The first comment to be made on this speech of Pinckney's is that it was never made, and that no speech whatever was made by him when he presented his draught to the Convention.
Upon this question of fact there are two witnesses, Madison and Yates. The evidence which they have left to us is negative and positive, the one showing inferentially, what could not have occurred in the Convention on the 29th of May 1787 and the other stating positively what did occur; the one absolutely silent as to any speech by Pinckney; the other telling us that "Mr. Pinckney a member from South Carolina then added that he had reduced his ideas of a new government to a system which he then read."
Madison has written for us an account of the manner in which he took his notes and wrote out his Journal—a most interesting account, showing us the method he pursued, the[Pg 123] efforts which he made, and reminding us how much we owe him for his fidelity to his self-imposed task.
"The curiosity I had felt during my researches into the history of the most distinguished confederacies, particularly those of antiquity, and the deficiency I found in the means of satisfying it, more especially in what related to the process, the principles, the reasons, and the anticipations, which prevailed in the formation of them, determined me to preserve, as far as I could, an exact account of what might pass in the Convention whilst executing its trust; with the magnitude of which I was duly impressed, as I was by the gratification promised to future curiosity by an authentic exhibition of the objects, the opinions, and the reasonings from which the new system of government was to receive its peculiar structure and organization. Nor was I unaware of the value of such a contribution to the fund of materials to the history of a Constitution on which would be staked the happiness of a people great even in its infancy, and possibly the cause of liberty throughout the world.

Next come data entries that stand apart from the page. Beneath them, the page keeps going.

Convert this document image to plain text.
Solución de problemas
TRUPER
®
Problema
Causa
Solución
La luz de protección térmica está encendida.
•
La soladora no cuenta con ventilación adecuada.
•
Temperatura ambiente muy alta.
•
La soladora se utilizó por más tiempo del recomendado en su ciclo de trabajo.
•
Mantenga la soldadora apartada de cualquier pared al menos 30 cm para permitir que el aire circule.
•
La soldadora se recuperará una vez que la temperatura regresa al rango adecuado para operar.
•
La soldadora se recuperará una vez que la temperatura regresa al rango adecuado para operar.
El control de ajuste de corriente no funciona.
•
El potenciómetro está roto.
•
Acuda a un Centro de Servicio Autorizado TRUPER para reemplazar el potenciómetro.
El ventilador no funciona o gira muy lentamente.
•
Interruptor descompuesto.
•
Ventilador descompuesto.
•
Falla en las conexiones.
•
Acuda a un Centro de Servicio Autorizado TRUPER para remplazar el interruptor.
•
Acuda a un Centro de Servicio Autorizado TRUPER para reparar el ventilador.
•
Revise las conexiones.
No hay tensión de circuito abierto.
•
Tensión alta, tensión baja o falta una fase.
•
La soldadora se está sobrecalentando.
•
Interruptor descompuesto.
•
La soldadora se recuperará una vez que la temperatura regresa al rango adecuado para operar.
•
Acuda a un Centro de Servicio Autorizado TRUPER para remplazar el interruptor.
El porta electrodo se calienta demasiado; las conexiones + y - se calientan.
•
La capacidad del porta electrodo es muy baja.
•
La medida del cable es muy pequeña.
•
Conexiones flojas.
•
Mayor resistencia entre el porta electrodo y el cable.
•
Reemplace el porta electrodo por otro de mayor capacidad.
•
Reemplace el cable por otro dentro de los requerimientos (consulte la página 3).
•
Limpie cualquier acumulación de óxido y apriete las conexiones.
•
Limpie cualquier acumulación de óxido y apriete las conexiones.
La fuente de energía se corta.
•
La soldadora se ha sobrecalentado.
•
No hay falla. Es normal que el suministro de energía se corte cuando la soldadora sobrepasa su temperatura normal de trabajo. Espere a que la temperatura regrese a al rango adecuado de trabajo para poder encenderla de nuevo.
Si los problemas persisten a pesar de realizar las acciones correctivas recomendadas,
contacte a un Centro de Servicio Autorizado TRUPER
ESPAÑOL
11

"In pursuance of the task I had assumed, I chose a seat in front of the presiding member, with the other members on my right and left hands. In this favorable position, for hearing all that passed, I noted in terms legible, and in abbreviations and marks intelligible to myself, what was read from the chair or spoken by the members; and losing not a moment unnecessarily between the adjournment and reassembling of the Convention, I was enabled to write out my daily notes during the session, or within a few finishing days after its close, in the extent and form preserved, in my own hand, on my files.
"In the labor and correctness of this, I was not a little aided by practice, and by a familiarity with the style and the train of observation and reasoning which characterized the principal speakers. It happened, also, that I was not absent a single day, nor more than a casual fraction of an hour in any day, so that I could not have lost a single speech, unless a very short one."
Yates was at the time of writing his Minutes 49 years of age. During the Revolution[Pg 125] he had written political essays highly esteemed over the signature of the Rough Hewer. He had been for eleven years a judge of the Supreme Court of New York—a judge of the old school before the days of stenographers and printed arguments and was well trained in taking notes of what counsel said.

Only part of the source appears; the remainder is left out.